Ik vat samen. Het wordt hoog tijd, ook in internationaal verband, om aandacht te vragen voor de vele vormen van bedreiging van de democratie. Voor de politiek is het fnuikend als de genoemde bedreigingen worden miskend. Ontmaskering van wat er werkelijk gaande is, is nodig. Niets minder dan recht en publieke gerechtigheid staan op het spel. Om daarvoor aandacht te hebben, is een revitalisering van onze democratie noodzakelijk. Graag zou ik horen of de minister-president het met deze analyse over de bedreigde democratie eens is en wat ertegen gedaan moet worden.

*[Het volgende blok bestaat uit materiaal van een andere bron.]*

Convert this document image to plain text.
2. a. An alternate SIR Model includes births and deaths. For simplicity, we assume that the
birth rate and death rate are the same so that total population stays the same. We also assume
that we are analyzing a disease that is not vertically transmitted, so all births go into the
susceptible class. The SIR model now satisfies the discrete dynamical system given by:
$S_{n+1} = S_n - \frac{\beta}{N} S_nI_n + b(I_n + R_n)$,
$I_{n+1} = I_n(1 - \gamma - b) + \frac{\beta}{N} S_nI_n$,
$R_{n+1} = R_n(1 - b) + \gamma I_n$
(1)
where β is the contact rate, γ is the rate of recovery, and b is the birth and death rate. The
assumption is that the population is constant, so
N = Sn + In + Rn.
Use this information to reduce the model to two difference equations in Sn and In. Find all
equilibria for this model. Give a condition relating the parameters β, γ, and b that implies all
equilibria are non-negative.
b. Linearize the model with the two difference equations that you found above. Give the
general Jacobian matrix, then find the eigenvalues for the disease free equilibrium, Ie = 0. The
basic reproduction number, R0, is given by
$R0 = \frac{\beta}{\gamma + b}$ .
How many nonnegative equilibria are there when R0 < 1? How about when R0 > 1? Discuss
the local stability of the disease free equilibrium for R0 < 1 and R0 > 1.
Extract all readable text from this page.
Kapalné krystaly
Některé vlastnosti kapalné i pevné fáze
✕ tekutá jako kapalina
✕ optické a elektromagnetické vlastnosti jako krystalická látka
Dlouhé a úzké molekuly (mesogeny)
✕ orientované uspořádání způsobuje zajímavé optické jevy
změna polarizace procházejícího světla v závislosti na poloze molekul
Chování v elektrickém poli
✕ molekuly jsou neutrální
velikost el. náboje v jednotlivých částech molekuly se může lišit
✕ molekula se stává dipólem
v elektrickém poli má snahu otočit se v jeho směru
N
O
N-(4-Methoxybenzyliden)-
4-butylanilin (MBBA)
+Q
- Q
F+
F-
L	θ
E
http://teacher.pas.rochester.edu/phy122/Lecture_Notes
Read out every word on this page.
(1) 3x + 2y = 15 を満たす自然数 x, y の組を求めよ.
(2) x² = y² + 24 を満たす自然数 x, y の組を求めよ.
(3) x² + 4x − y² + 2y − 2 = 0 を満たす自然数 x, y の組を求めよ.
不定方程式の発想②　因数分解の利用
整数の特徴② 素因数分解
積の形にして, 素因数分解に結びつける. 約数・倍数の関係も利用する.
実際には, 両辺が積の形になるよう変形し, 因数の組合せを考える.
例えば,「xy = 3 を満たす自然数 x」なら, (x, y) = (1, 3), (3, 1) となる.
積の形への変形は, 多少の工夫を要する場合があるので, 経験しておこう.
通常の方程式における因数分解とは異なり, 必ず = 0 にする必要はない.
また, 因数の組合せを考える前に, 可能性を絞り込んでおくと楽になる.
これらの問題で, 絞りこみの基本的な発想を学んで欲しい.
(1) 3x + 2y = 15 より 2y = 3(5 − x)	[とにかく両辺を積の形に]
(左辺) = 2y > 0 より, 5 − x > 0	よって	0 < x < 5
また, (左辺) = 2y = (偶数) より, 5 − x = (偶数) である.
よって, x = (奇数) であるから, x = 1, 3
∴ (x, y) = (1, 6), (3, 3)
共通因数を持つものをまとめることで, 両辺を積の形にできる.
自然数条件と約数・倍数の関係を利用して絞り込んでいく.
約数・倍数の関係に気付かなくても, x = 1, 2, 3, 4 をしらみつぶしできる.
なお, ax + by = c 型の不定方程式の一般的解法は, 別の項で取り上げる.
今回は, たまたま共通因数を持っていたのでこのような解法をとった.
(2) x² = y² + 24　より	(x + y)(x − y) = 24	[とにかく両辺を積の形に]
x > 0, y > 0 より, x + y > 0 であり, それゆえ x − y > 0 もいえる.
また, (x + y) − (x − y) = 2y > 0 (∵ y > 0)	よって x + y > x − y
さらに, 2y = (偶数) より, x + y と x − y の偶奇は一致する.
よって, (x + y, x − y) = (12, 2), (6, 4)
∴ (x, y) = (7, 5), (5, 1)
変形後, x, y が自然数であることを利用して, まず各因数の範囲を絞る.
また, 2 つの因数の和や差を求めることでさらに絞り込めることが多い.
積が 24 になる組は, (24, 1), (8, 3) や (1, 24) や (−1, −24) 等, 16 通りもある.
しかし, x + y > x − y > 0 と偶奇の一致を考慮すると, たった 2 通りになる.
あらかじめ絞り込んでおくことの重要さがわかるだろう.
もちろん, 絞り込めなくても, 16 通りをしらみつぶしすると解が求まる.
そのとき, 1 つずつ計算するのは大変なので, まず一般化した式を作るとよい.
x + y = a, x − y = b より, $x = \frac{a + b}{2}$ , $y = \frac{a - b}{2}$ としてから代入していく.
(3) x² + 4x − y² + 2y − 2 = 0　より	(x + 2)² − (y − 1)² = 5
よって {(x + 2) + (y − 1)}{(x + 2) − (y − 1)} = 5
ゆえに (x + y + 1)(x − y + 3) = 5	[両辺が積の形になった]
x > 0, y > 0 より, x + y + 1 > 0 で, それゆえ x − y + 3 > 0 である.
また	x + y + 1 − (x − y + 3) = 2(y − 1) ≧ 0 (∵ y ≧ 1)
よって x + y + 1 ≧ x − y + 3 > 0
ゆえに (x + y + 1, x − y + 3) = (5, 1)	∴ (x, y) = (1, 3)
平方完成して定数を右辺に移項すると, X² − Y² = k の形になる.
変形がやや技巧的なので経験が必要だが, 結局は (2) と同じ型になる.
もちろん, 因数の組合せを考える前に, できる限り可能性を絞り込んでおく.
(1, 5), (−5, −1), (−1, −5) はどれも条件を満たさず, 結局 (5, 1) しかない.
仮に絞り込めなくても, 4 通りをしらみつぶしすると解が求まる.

Mijnheer de voorzitter! Bij de uitoefening van het overheidsambt wensen wij de regering veel wijsheid toe en bidden wij om Gods zegen voor haar.

De heer Schuyer (D66):

Voorzitter! "Koning Kaskoeskiliwan zat op zijn troon een uurtje te regeren." Deze eerste zin uit een bekend kinderboek uit mijn jeugd fascineerde mij als kind in hoge mate. Onder de zin was een koning getekend in een hermelijnen mantel, zittend op een troon. Het was mij al snel duidelijk dat je als koning behoorlijk wat macht had. Je kon opdrachten geven die dan onmiddellijk werden uitgevoerd. Een minder leuk trekje was dat je ook mensen in een turfkist kon laten opsluiten. Maar dat gebeurde eigenlijk nooit; het bleef bij dreigen. Het leek mij wel wat om ook koning te worden. Want hoewel ik het in die periode van mijn leven niet zo kon formuleren, was het mij helder dat het primaat om dingen te regelen bij de politiek lag.

Ik vraag mij af of kinderen nu het gevoel dat het primaat bij de politiek ligt ook nog zo ervaren. Ik weet eigenlijk wel zeker van niet. De politici spreken het weliswaar bij herhaling uit, maar dat is op zichzelf een veeg teken. Het betekent immers dat de vanzelfsprekendheid waarmee dat vroeger werd aanvaard niet meer aanwezig is. Als wij eerlijk naar onszelf kijken, dan kunnen wij niet anders dan erkennen dat de invloed op de samenleving in belangrijke mate door de alom tegenwoordige media tot stand komt en dat de sturing van die samenleving meer dan ooit in het verleden door bedrijven en door organisaties wordt gegeven. De politiek is er natuurlijk nog wel als factor van belang, maar de exclusiviteit is er al lang niet meer. De vraag is of dit erg is. Wanneer het antwoord "ja" is, zal men andere acties ondernemen dan wanneer men de vraag met "nee" beantwoordt. Maar de laatsten hebben natuurlijk wel de plicht om de opdracht van de politiek opnieuw te formuleren. In de politieke groepering die ik hier vertegenwoordig is dat debat in volle gang. Aan de ene kant spitst dat zich toe op de kerntaken van de overheid, waartoe in ieder geval behoort de zorg voor de veiligheid van de samenleving; aan de andere kant concentreert het zich op de voorwaarden scheppende taak. Alom aanwezig is de controlerende functie of de regelgeving ook de bedoelingen die eraan ten grondslag liggen realiseert.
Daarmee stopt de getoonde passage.